Beyond that, I fear, it becomes difficult for a layman to follow. I could tell you about the mineralogy of these islands, with the intriguing differences between picrite (which cooled slowly, so has big crystals and looks wormy, with an eroded surface like the mottled, liver-spotted skin of a toad or like penne in a pesto sauce) and picrodolerite (quicker cooling, a fine, granular porridge), or about the beauty in freshly broken rock of the tiny grape crystals of the olivine and the big black glitter of the pyroxenes, about the evolution of the magma over the years of its emplacement, so that the last spurts of it produce a strange, white, open-structured, vast-crystalled rock called syenite on Eilean Mhuire – but I won’t. This is not the place.
After the magma from the vast chambers below had finally exhausted itself, the Shiants, still deep underground, began to cool. From both above and below, the chill started to reach inwards into the heart of the semi-liquid mush, like the hemlock in the limbs of Socrates. It might have taken a century or so for the rock to become solid. As it cooled, it shrank, and that is the origin of the columns of which the Shiants are made. Any large body of shrinking material, contracting over its entire width, pulls apart from itself internally. Shrinkage cracks develop in the body of the rock identical to the network of polygons that develop on the floor of a drying lake. The columns are nothing more than a network of cracks extended into a third dimension.
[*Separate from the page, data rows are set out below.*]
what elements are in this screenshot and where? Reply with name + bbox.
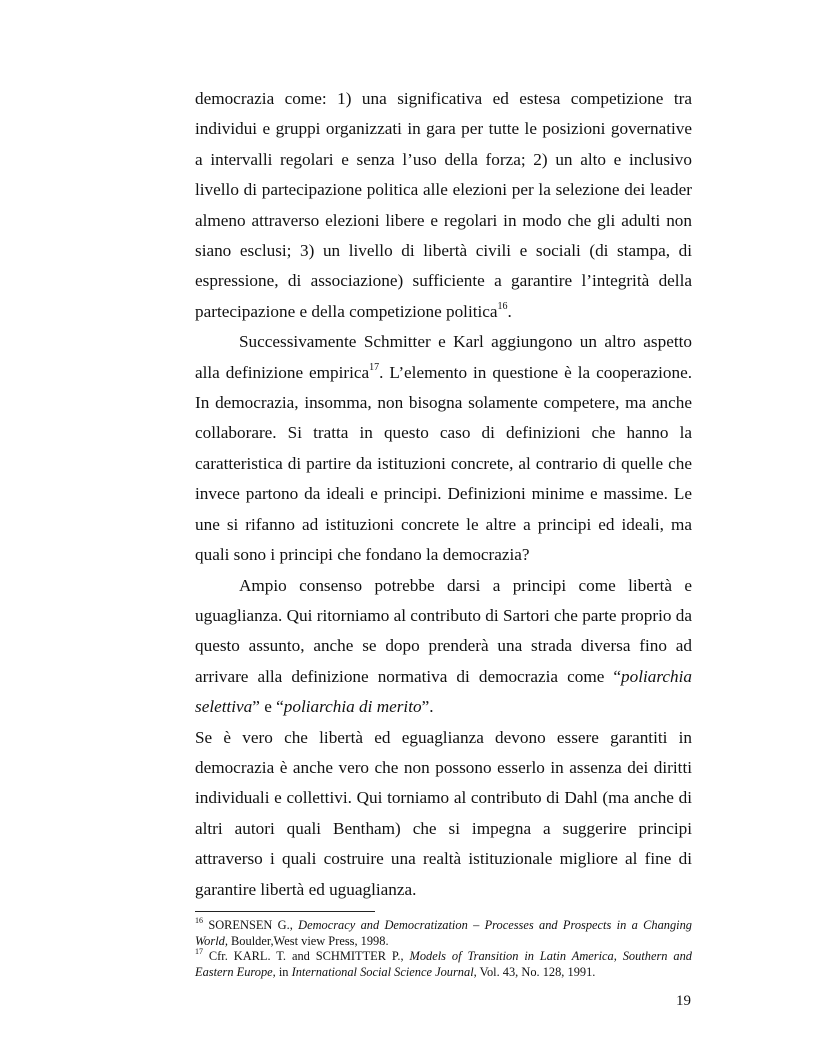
paragraph-3-text-b: ” e “ bbox=[252, 697, 284, 717]
footnote-16-rest: Boulder,West view Press, 1998. bbox=[227, 933, 389, 948]
paragraph-3-text-a: Ampio consenso potrebbe darsi a principi come libertà e uguaglianza. Qui ritorniamo al contributo di Sartori che parte proprio da questo assunto, anche se dopo prenderà una strada diversa fino ad arrivare alla definizione normativa di democrazia come “ bbox=[195, 575, 692, 686]
footnote-17-number: 17 bbox=[195, 947, 203, 957]
paragraph-2-text-a: Successivamente Schmitter e Karl aggiungono un altro aspetto alla definizione empirica bbox=[195, 332, 692, 382]
body-text bbox=[195, 84, 692, 905]
footnotes bbox=[195, 915, 692, 980]
page-number: 19 bbox=[676, 993, 691, 1009]
footnote-17-journal: International Social Science Journal bbox=[291, 964, 474, 979]
footnote-17-author: Cfr. KARL. T. and SCHMITTER P., bbox=[203, 949, 410, 964]
paragraph-1-text: democrazia come: 1) una significativa ed estesa competizione tra individui e gruppi organizzati in gara per tutte le posizioni governative a intervalli regolari e senza l’uso della forza; 2) un alto e inclusivo livello di partecipazione politica alle elezioni per la selezione dei leader almeno attraverso elezioni libere e regolari in modo che gli adulti non siano esclusi; 3) un livello di libertà civili e sociali (di stampa, di espressione, di associazione) sufficiente a garantire l’integrità della partecipazione e della competizione politica bbox=[195, 89, 692, 321]
footnote-16-title: Democracy and Democratization – Processes and Prospects in a Changing World, bbox=[195, 918, 692, 948]
paragraph-1-end: . bbox=[507, 301, 512, 321]
paragraph-4 bbox=[195, 723, 692, 905]
footnote-ref-17[interactable]: 17 bbox=[369, 361, 380, 373]
paragraph-2 bbox=[195, 327, 692, 570]
footnote-17-title: Models of Transition in Latin America, Southern and Eastern Europe, bbox=[195, 949, 692, 979]
footnote-17-rest: , Vol. 43, No. 128, 1991. bbox=[473, 964, 596, 979]
footnote-16 bbox=[195, 915, 692, 949]
footnote-16-author: SORENSEN G., bbox=[203, 918, 299, 932]
paragraph-1 bbox=[195, 84, 692, 327]
paragraph-3-text-c: ”. bbox=[421, 697, 434, 717]
footnote-separator bbox=[195, 911, 375, 912]
footnote-17 bbox=[195, 949, 692, 980]
footnote-ref-16[interactable]: 16 bbox=[497, 301, 508, 313]
paragraph-3-italic-b: poliarchia di merito bbox=[283, 697, 422, 717]
paragraph-4-text: Se è vero che libertà ed eguaglianza devono essere garantiti in democrazia è anche vero che non possono esserlo in assenza dei diritti individuali e collettivi. Qui torniamo al contributo di Dahl (ma anche di altri autori quali Bentham) che si impegna a suggerire principi attraverso i quali costruire una realtà istituzionale migliore al fine di garantire libertà ed uguaglianza. bbox=[195, 727, 692, 899]
footnote-16-number: 16 bbox=[195, 915, 203, 925]
paragraph-3 bbox=[195, 571, 692, 723]
footnote-17-mid: in bbox=[275, 964, 292, 979]
paragraph-2-text-b: . L’elemento in questione è la cooperazione. In democrazia, insomma, non bisogna solamente competere, ma anche collaborare. Si tratta in questo caso di definizioni che hanno la caratteristica di partire da istituzioni concrete, al contrario di quelle che invece partono da ideali e principi. Definizioni minime e massime. Le une si rifanno ad istituzioni concrete le altre a principi ed ideali, ma quali sono i principi che fondano la democrazia? bbox=[195, 362, 692, 565]
paragraph-3-italic-a: poliarchia selettiva bbox=[195, 666, 692, 717]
If this cooling had been conducted in laboratory conditions, where the magma sheets were of equal thickness throughout and both upper and lower surfaces of the intrusions were level, then a structure of complete regularity would have emerged. All the columns would have been straight, the same size, and parallel. But this is not a laboratory. Some of the intrusions were clearly thin (in particular the one that formed the Galtas) and cooled more quickly. This has meant that the columns are themselves much thinner there. More intriguingly and beautifully, it is clear that the opening into which the magma squeezed was uneven. The columns would have formed by growing perpendicular to the cooling surfaces and here the unevenness of those surfaces has created columns that curve, twist and bend, are waved like the hair of art deco statuettes, fixed in the elegance of a geological perm, Jean Harlow turned to stone, Madonna having glimpsed the Gorgon.
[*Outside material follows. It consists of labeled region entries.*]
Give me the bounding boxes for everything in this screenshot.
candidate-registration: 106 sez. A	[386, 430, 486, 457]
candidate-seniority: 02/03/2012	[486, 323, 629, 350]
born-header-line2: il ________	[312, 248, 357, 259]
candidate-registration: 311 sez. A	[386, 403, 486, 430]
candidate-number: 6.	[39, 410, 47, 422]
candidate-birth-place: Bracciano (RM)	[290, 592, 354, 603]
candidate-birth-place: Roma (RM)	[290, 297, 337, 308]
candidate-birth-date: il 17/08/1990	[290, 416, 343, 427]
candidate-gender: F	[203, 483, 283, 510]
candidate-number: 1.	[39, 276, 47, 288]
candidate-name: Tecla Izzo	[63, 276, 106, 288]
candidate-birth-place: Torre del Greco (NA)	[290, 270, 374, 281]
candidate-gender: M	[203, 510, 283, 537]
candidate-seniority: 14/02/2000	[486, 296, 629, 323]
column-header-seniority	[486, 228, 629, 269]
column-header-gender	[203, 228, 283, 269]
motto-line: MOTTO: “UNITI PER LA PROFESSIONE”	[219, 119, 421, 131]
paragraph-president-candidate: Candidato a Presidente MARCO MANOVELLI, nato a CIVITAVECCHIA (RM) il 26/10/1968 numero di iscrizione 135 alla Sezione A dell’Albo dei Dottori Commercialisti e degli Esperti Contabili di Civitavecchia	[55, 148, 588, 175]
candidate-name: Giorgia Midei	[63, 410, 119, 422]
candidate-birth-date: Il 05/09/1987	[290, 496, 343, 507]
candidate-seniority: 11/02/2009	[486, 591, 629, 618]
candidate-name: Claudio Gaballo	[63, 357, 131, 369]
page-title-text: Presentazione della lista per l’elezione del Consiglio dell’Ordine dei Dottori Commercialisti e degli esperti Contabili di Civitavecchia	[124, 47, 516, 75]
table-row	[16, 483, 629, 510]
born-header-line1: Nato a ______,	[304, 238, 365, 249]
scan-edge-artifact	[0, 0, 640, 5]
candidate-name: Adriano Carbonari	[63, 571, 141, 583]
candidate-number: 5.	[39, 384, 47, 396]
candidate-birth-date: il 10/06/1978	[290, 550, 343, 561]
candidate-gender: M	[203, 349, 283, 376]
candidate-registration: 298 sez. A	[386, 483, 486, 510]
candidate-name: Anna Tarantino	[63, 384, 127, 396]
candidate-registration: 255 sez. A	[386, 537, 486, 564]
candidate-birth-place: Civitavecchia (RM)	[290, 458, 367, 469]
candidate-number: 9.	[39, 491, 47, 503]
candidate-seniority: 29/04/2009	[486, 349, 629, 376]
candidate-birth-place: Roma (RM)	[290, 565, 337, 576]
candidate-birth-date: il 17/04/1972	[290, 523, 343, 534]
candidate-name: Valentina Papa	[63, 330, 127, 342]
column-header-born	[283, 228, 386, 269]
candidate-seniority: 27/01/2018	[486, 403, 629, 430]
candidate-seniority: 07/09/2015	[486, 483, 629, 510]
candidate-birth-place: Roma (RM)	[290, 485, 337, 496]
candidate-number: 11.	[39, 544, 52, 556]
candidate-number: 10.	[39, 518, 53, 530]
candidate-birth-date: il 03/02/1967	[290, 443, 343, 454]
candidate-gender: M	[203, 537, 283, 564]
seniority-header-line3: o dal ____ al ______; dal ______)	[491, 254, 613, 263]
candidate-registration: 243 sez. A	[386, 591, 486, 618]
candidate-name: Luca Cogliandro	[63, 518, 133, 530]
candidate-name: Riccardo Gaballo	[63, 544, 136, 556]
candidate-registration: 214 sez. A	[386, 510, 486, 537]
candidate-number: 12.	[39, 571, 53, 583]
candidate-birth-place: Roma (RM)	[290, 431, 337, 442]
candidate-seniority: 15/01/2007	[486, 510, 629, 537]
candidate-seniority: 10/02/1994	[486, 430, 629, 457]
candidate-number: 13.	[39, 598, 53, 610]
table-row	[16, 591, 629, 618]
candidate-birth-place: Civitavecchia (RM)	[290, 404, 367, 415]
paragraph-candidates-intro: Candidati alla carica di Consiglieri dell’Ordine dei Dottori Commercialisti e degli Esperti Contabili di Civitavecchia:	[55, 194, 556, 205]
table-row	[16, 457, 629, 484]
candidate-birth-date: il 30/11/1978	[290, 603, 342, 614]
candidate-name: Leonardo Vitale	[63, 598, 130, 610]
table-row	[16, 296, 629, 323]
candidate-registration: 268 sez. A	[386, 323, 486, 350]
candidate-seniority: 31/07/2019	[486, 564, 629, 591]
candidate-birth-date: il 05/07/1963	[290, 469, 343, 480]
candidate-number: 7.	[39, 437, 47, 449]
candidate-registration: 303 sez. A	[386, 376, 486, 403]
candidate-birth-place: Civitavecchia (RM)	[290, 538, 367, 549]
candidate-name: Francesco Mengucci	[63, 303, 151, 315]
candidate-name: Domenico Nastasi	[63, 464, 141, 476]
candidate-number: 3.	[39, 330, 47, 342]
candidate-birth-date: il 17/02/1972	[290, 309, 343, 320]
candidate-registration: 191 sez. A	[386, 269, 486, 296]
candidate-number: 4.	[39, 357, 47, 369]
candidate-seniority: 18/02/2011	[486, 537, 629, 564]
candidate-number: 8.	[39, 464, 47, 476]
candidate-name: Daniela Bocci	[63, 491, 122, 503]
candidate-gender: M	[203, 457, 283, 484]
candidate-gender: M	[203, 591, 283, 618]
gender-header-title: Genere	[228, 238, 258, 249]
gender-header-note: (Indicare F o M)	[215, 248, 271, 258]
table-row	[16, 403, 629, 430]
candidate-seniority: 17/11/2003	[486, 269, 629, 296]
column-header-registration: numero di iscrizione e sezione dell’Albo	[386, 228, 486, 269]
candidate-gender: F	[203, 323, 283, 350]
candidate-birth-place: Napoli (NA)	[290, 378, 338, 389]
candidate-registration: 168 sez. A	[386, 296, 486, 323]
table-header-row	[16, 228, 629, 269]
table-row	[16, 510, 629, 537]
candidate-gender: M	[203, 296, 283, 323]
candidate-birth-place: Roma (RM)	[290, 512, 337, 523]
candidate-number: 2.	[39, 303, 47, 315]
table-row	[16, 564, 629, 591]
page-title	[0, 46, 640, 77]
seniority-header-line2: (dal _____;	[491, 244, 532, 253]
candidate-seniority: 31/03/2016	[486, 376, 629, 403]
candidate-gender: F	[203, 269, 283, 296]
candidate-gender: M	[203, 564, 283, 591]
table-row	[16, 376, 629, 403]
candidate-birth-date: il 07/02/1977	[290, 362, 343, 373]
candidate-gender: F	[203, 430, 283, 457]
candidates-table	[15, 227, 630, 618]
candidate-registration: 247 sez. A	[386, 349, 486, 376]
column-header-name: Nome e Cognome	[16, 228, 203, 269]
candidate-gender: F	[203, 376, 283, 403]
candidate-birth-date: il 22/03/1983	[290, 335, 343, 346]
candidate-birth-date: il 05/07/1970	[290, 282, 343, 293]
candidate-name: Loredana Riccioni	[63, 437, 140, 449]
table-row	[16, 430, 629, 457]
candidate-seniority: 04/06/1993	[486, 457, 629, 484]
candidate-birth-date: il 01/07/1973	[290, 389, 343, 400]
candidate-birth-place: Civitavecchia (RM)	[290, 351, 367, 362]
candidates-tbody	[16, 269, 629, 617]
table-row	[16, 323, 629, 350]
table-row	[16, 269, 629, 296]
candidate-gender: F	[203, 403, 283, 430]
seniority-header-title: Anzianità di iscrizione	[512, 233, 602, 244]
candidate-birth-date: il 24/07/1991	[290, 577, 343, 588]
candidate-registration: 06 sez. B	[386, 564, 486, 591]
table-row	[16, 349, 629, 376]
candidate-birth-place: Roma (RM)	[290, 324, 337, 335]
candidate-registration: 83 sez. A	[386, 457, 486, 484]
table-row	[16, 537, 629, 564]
Others, such as the upper sections of the north cliffs on Garbh Eilean, cooled so quickly that whole slaggy masses of rock became solid before columns could develop. Below them, deeply buried in the huge Garbh Eilean sill, the magma cooled very slowly indeed and here the Shiant rock-forms attain the great magnificence of the giant columns. These were the forms over which John Macculloch, the early geologist, enthused in 1819:
The lover of picturesque beauty will here, as in many other parts of the Western islands, be gratified with a display of maritime scenery combining the regularity of Staffa with the grander features of the coast of Sky. Towards the north it exhibits one continuous perpendicular face of naked rock. This face is columnar throughout, and forms a magnificent scene for the pencil; spreading in a gentle curve for a space of 1000 yards or more, and impending in one broad mass of shadow over the dark sea that washes its base. In simplicity and grandeur it exceeds Staffa almost as much as it does in magnitude; offering to the tourist an object as worthy of his pursuit as that celebrated island, and of no very difficult access from the northern extremity of Sky.